Abstract

Venous and lymphatic systems are one interdependent, "inseparable" dual-outflow system of the circulation. Both systems are "mutually complimentary"; the insufficiency or overload to one of two systems allows the other to play an auxiliary role of fluid return through micro- & macro-anastomosis. But both systems are "mutually complimentary" only when they are with normal function; when the venous stasis exceeds this maximum lymphatic compensatory capacity, the insufficiency becomes "phlebo-lymphatic". When one of the two systems should fail to provide sufficient compensation to the other system, it would become a combined condition of chronic venous insufficiency (CVI)/chronic venous hypertension and chronic lymphatic insufficiency (CLI)/chronic lymphedema, known as “phlebo-lymphedema” (PLE).

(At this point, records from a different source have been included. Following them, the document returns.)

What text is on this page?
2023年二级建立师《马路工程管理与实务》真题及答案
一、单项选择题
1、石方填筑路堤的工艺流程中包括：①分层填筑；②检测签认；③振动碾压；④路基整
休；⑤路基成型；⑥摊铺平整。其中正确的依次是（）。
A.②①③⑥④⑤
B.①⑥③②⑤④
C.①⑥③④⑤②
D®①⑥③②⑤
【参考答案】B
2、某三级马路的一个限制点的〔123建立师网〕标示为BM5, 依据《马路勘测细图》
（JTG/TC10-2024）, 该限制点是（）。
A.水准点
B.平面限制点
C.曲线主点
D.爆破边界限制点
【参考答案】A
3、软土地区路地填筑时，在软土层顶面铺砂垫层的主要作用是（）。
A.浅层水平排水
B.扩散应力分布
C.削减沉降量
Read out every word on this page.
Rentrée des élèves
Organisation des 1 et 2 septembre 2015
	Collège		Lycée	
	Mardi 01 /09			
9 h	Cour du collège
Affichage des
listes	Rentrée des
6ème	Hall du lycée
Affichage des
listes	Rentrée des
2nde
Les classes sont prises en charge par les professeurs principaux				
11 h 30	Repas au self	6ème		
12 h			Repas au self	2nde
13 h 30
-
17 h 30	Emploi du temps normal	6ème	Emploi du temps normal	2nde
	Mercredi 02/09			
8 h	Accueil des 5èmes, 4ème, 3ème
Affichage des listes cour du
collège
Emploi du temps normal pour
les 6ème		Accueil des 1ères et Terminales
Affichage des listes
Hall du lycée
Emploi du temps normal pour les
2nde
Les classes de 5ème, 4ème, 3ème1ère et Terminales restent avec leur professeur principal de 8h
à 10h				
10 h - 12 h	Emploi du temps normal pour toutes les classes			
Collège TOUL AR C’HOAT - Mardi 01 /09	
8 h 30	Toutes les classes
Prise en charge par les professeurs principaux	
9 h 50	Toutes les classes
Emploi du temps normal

Hence, the ulcer of PLE origin represents an unavoidable outcome of the joint failure of this “inseparable” venous-lymphatic circulation system, presenting as a combined condition of veno-lymphatic edema caused by CVI and CLI. When the lymphatic system becomes damaged (mechanical insufficiency) or the ultrafiltrate load becomes greater than the ability of the lymphatic system to drain it (dynamic insufficiency), the lymphatic system would fail to handle the interstitial fluid load, and the proteins and macromolecules start to accumulate in the interstitium. This "presence of proteins in the interstitial space" further induces an inflammatory cascade to create a proinflammatory state leading to the irreversible changes. These proteins may serve further as a substrate for microorganisms to facilitate extending and intensifying infections. Increased scarring and trauma by these infections cause further damage to the vulnerable lymphatic collectors. Therefore, lymphatic system can be easily damaged not only by drainage overload but also by the inflammatory environment created by the fluid stasis so that this vicious circle created by the impairment of the venous and lymphatic system would cause the ulcer management more seriously complicating. Hence, a precise understanding of the nature of all the chronic "indolent" venous stasis ulcers as a combined condition of veno-lymphatic edema caused by CVI and CLI of various origins is mandated based on simultaneous evaluation of these two closely linked conditions/systems.